2. **Configure the app** with the Phoenix base URL (and optional auth):
```bash
export TTS_BASE_URL="https://phoenix.example.com/tts/v1"
export TTS_VOICE_ID="default-voice-id"
# Optional: Phoenix uses Bearer token
export TTS_AUTH_HEADER_NAME="Authorization"
export TTS_AUTH_HEADER_VALUE="Bearer your-token"
# Or feature flag to force Phoenix
export USE_PHOENIX_TTS=true
export PHOENIX_TTS_BASE_URL="https://phoenix.example.com/tts/v1"
```
3. **Health check:** The clients `Health(ctx)` calls `GET {baseURL}/../health` when base URL is not ElevenLabs.

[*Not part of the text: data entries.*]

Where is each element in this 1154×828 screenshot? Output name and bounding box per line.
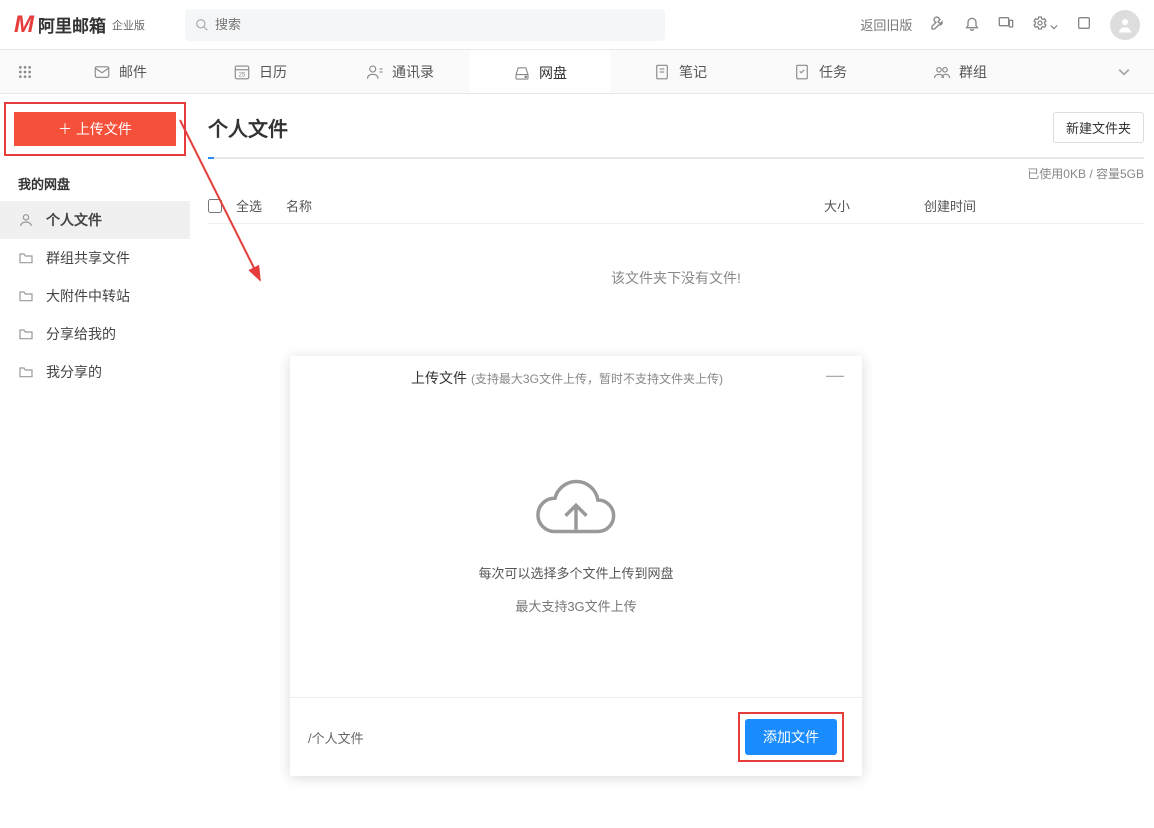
calendar-icon: 25 (233, 63, 251, 81)
sidebar-item-shared-to-me[interactable]: 分享给我的 (0, 315, 190, 353)
th-size[interactable]: 大小 (824, 196, 924, 215)
th-name[interactable]: 名称 (286, 196, 824, 215)
folder-share-icon (18, 250, 34, 266)
nav-label: 网盘 (539, 63, 567, 83)
add-file-button[interactable]: 添加文件 (745, 719, 837, 755)
sidebar-section-title: 我的网盘 (0, 162, 190, 201)
skin-icon[interactable] (1076, 15, 1092, 34)
devices-icon[interactable] (998, 15, 1014, 34)
apps-grid-icon[interactable] (0, 50, 50, 93)
content-header: 个人文件 新建文件夹 (208, 112, 1144, 143)
sidebar-item-group-share[interactable]: 群组共享文件 (0, 239, 190, 277)
logo-text: 阿里邮箱 (38, 12, 106, 37)
sidebar-item-label: 分享给我的 (46, 324, 116, 344)
top-bar: M 阿里邮箱 企业版 返回旧版 (0, 0, 1154, 50)
empty-folder-message: 该文件夹下没有文件! (208, 268, 1144, 288)
minimize-icon[interactable]: — (826, 370, 844, 386)
nav-label: 笔记 (679, 62, 707, 82)
mail-icon (93, 63, 111, 81)
nav-row: 邮件 25 日历 通讯录 网盘 笔记 任务 群组 (0, 50, 1154, 94)
nav-calendar[interactable]: 25 日历 (190, 50, 330, 93)
search-icon (195, 18, 209, 32)
folder-out-icon (18, 364, 34, 380)
logo-subtext: 企业版 (112, 17, 145, 33)
nav-more-chevron-icon[interactable] (1094, 50, 1154, 93)
page-title: 个人文件 (208, 113, 288, 142)
svg-text:25: 25 (239, 72, 246, 78)
top-right-tools: 返回旧版 (860, 10, 1140, 40)
th-select-all[interactable]: 全选 (236, 196, 286, 215)
cloud-upload-icon (531, 479, 621, 549)
groups-icon (933, 63, 951, 81)
tasks-icon (793, 63, 811, 81)
drive-icon (513, 64, 531, 82)
search-input[interactable] (215, 17, 655, 32)
table-header: 全选 名称 大小 创建时间 (208, 188, 1144, 224)
upload-modal: 上传文件 (支持最大3G文件上传，暂时不支持文件夹上传) — 每次可以选择多个文… (290, 356, 862, 776)
folder-in-icon (18, 326, 34, 342)
notes-icon (653, 63, 671, 81)
sidebar-item-shared-by-me[interactable]: 我分享的 (0, 353, 190, 391)
search-bar[interactable] (185, 9, 665, 41)
sidebar-item-label: 个人文件 (46, 210, 102, 230)
nav-notes[interactable]: 笔记 (610, 50, 750, 93)
modal-path: /个人文件 (308, 728, 364, 747)
usage-bar (208, 157, 1144, 159)
upload-button-highlight: ＋ 上传文件 (4, 102, 186, 156)
wrench-icon[interactable] (930, 15, 946, 34)
nav-label: 邮件 (119, 62, 147, 82)
nav-mail[interactable]: 邮件 (50, 50, 190, 93)
nav-label: 任务 (819, 62, 847, 82)
upload-button[interactable]: ＋ 上传文件 (14, 112, 176, 146)
modal-body[interactable]: 每次可以选择多个文件上传到网盘 最大支持3G文件上传 (290, 396, 862, 697)
gear-icon[interactable] (1032, 15, 1058, 34)
select-all-checkbox[interactable] (208, 199, 222, 213)
bell-icon[interactable] (964, 15, 980, 34)
logo-icon: M (14, 11, 34, 39)
sidebar-item-label: 群组共享文件 (46, 248, 130, 268)
usage-text: 已使用0KB / 容量5GB (208, 165, 1144, 182)
nav-label: 通讯录 (392, 62, 434, 82)
nav-groups[interactable]: 群组 (890, 50, 1030, 93)
modal-title: 上传文件 (支持最大3G文件上传，暂时不支持文件夹上传) (308, 368, 826, 388)
modal-hint-2: 最大支持3G文件上传 (515, 596, 636, 615)
modal-hint-1: 每次可以选择多个文件上传到网盘 (478, 563, 673, 582)
nav-label: 日历 (259, 62, 287, 82)
modal-footer: /个人文件 添加文件 (290, 697, 862, 776)
nav-tasks[interactable]: 任务 (750, 50, 890, 93)
sidebar-item-label: 大附件中转站 (46, 286, 130, 306)
sidebar-item-attachment-transit[interactable]: 大附件中转站 (0, 277, 190, 315)
sidebar-item-personal-files[interactable]: 个人文件 (0, 201, 190, 239)
nav-contacts[interactable]: 通讯录 (330, 50, 470, 93)
nav-drive[interactable]: 网盘 (470, 50, 610, 93)
modal-header: 上传文件 (支持最大3G文件上传，暂时不支持文件夹上传) — (290, 356, 862, 396)
person-icon (18, 212, 34, 228)
avatar[interactable] (1110, 10, 1140, 40)
sidebar-item-label: 我分享的 (46, 362, 102, 382)
modal-subtitle: (支持最大3G文件上传，暂时不支持文件夹上传) (471, 372, 723, 386)
nav-label: 群组 (959, 62, 987, 82)
new-folder-button[interactable]: 新建文件夹 (1053, 112, 1144, 143)
folder-attach-icon (18, 288, 34, 304)
back-old-link[interactable]: 返回旧版 (860, 15, 912, 34)
contacts-icon (366, 63, 384, 81)
add-file-highlight: 添加文件 (738, 712, 844, 762)
th-time[interactable]: 创建时间 (924, 196, 1144, 215)
sidebar: ＋ 上传文件 我的网盘 个人文件 群组共享文件 大附件中转站 分享给我的 我分享… (0, 94, 190, 828)
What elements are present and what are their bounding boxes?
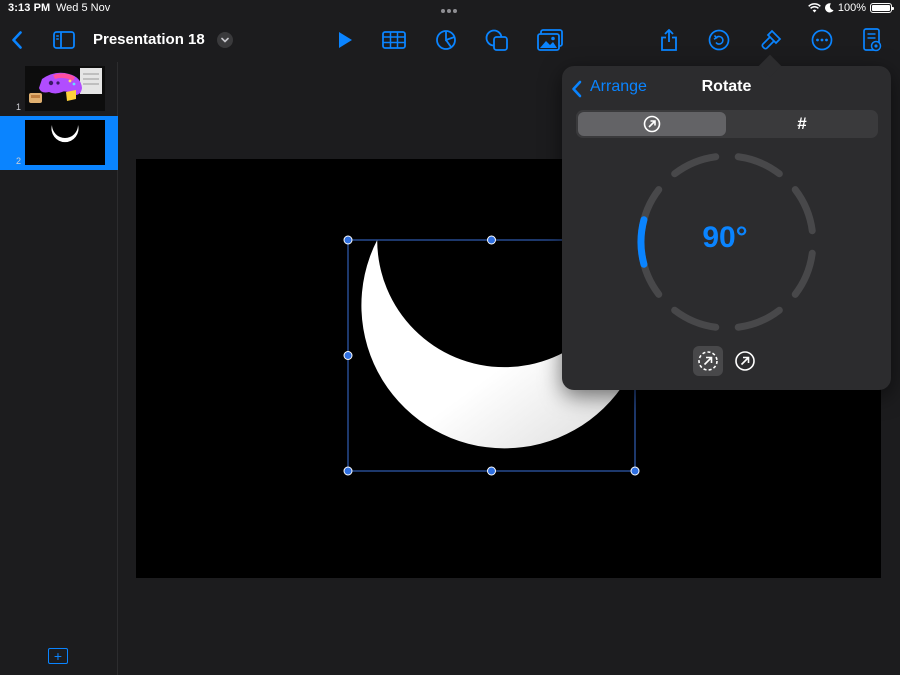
add-slide-icon[interactable]: + [48, 648, 68, 664]
presenter-notes-icon[interactable] [858, 26, 886, 54]
segment-rotate-dial[interactable] [578, 112, 726, 136]
multitasking-dots-icon[interactable] [441, 4, 461, 13]
status-date: Wed 5 Nov [56, 2, 111, 14]
rotate-dial-icon [643, 115, 661, 133]
media-icon[interactable] [536, 26, 564, 54]
shape-icon[interactable] [483, 26, 511, 54]
slide-1-preview [25, 66, 105, 111]
dial-tick-segment [671, 306, 720, 331]
back-to-arrange[interactable]: Arrange [590, 78, 647, 96]
selection-handle-bottom-right[interactable] [630, 466, 640, 476]
toolbar: Presentation 18 [0, 20, 900, 60]
rotate-mode-segmented-control: # [576, 110, 878, 138]
format-brush-icon[interactable] [757, 26, 785, 54]
battery-percent: 100% [837, 2, 866, 14]
selection-handle-top-middle[interactable] [487, 235, 496, 245]
undo-icon[interactable] [705, 26, 733, 54]
dial-tick-segment [734, 306, 783, 331]
moon-icon [824, 3, 834, 13]
rotate-popover: Arrange Rotate # 90° [562, 54, 891, 390]
document-title[interactable]: Presentation 18 [93, 31, 205, 48]
back-chevron-icon[interactable] [3, 26, 31, 54]
status-right: 100% [808, 2, 894, 14]
play-icon[interactable] [331, 26, 359, 54]
slide-2-preview [25, 120, 105, 165]
table-icon[interactable] [380, 26, 408, 54]
slide-thumbnail-2[interactable]: 2 [0, 116, 118, 170]
slide-navigator: 1 2 + [0, 62, 118, 675]
dial-tick-segment [671, 153, 720, 178]
status-time: 3:13 PM [8, 2, 51, 14]
rotate-arrow-button[interactable] [730, 346, 760, 376]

Wire this into your readiness probe or a `/ready` endpoint if you need TTS to be up before accepting traffic.
4. **In code** (e.g. for reuse in another project):
```go
opts := tts.TTSOptions{
BaseURL: "https://phoenix.example.com/tts/v1",
AuthHeaderName: "Authorization",
AuthHeaderValue: "Bearer token",
}
svc := tts.NewElevenLabsTTSServiceWithOptionsFull(apiKey, voiceID, opts)
if err := svc.Health(ctx); err != nil { /* not ready */ }
audio, err := svc.Synthesize(ctx, "Hello world")
```
No code change beyond config: same interface, different base URL and optional auth header.
---
## Reuse across projects
This package lives in **virtual-banker** and can be depended on as a Go module path (e.g. `github.com/your-org/virtual-banker/backend/tts` or via a shared repo). Any project that needs TTS can:
- Depend on this package.
- Use `tts.Service` and either `NewMockTTSService()` or `NewElevenLabsTTSServiceWithOptions(apiKey, voiceID, baseURL)` / `NewElevenLabsTTSServiceWithOptionsFull(apiKey, voiceID, opts)` for custom auth.
- Set `baseURL` to ElevenLabs (`""` or `https://api.elevenlabs.io/v1`) or to the Phoenix TTS base URL.
The **interface** (`Synthesize`, `SynthesizeStream`, `GetVisemes`) stays the same regardless of backend.